How things pan out for one person really is unique to that one person. Two years ago, I believed there was one way to do something. I got two degrees during my four-years at school, then I found a job that seemed pretty great for a recent grad. It took me less than two months to go from shooting celebratory graduation shots to decorating my first cubicle.
That was my transition. Going from crazy college kid to a young professional was almost instant. My family found it difficult to understand why I didn't want to move back to Texas to find a job and find myself. They questioned my lack of soul searching. "Why don't you spend six months at home," they asked. "Why don't you explore some opportunities and when the right one comes along, you can take it," they suggested.

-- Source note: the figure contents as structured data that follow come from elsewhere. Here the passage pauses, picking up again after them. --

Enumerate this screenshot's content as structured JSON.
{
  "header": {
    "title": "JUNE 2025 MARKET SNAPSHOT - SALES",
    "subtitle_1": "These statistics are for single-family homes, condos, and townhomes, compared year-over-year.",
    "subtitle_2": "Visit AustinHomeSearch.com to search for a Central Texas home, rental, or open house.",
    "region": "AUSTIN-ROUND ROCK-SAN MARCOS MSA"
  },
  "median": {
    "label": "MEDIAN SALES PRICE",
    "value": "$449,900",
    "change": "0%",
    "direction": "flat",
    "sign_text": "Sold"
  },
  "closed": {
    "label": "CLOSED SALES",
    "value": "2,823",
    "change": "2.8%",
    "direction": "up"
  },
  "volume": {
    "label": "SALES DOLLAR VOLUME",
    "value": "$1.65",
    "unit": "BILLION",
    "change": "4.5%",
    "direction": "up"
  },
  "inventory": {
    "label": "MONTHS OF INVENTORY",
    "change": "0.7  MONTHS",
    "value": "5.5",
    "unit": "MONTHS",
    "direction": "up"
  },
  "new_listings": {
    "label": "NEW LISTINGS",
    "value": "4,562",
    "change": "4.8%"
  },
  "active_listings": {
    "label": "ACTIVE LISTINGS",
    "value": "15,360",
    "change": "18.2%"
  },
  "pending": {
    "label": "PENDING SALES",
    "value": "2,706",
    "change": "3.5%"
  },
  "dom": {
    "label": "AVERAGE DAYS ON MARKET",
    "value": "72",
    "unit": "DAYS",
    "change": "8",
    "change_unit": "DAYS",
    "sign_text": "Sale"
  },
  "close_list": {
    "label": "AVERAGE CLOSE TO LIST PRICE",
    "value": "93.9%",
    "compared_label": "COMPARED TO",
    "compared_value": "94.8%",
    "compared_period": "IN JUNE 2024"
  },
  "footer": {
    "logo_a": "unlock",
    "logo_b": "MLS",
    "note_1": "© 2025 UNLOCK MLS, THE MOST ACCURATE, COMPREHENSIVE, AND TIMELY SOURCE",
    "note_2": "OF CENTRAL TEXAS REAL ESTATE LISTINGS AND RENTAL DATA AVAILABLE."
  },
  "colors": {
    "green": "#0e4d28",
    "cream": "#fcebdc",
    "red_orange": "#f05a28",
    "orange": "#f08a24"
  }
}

Instead, I decided that I was invincible. Tackling the corporate world was my sole purpose in life and setting out to be the best I was at whatever I was doing would be the only thing for me. Well, it was a bumpy road. The startup I got my first job at went south within a year. Then, I took a couple of jobs that I felt would help me advance my career and instead showed me that maybe those six months might have been worth taking after after all.
Not everything turned out the way I planned. I worked at something I believed I was good at because I didn't know how to do anything else. I worked until I broke, until I broke my own system of doing things. Advancing my career in two years turned into more of finding out that my career choice wasn't really for me. It became finding out there is so much more in life and sometimes a choice can be a wrong choice.
My point is that life is so freakishly unpredictable. You believe what you're doing is the right thing one second and the next you find yourself asking how you got there. This is the mystery of life. And, without faith and love and some guts to admit it and turn things around, it is nearly impossible to find your way out of the maze and back onto a clear path.
Where is my path now heading? I am still deciding, but I'm also buckling up and getting ready for another ride because I know there is so much adventure that awaits. One piece of advice for recent graduates: Make a decision and love it. Embrace it; go for it. In the end, if it took you somewhere you don't like, then turn around. Make another decision. And remember the more you love your decisions, the less you need others to love them.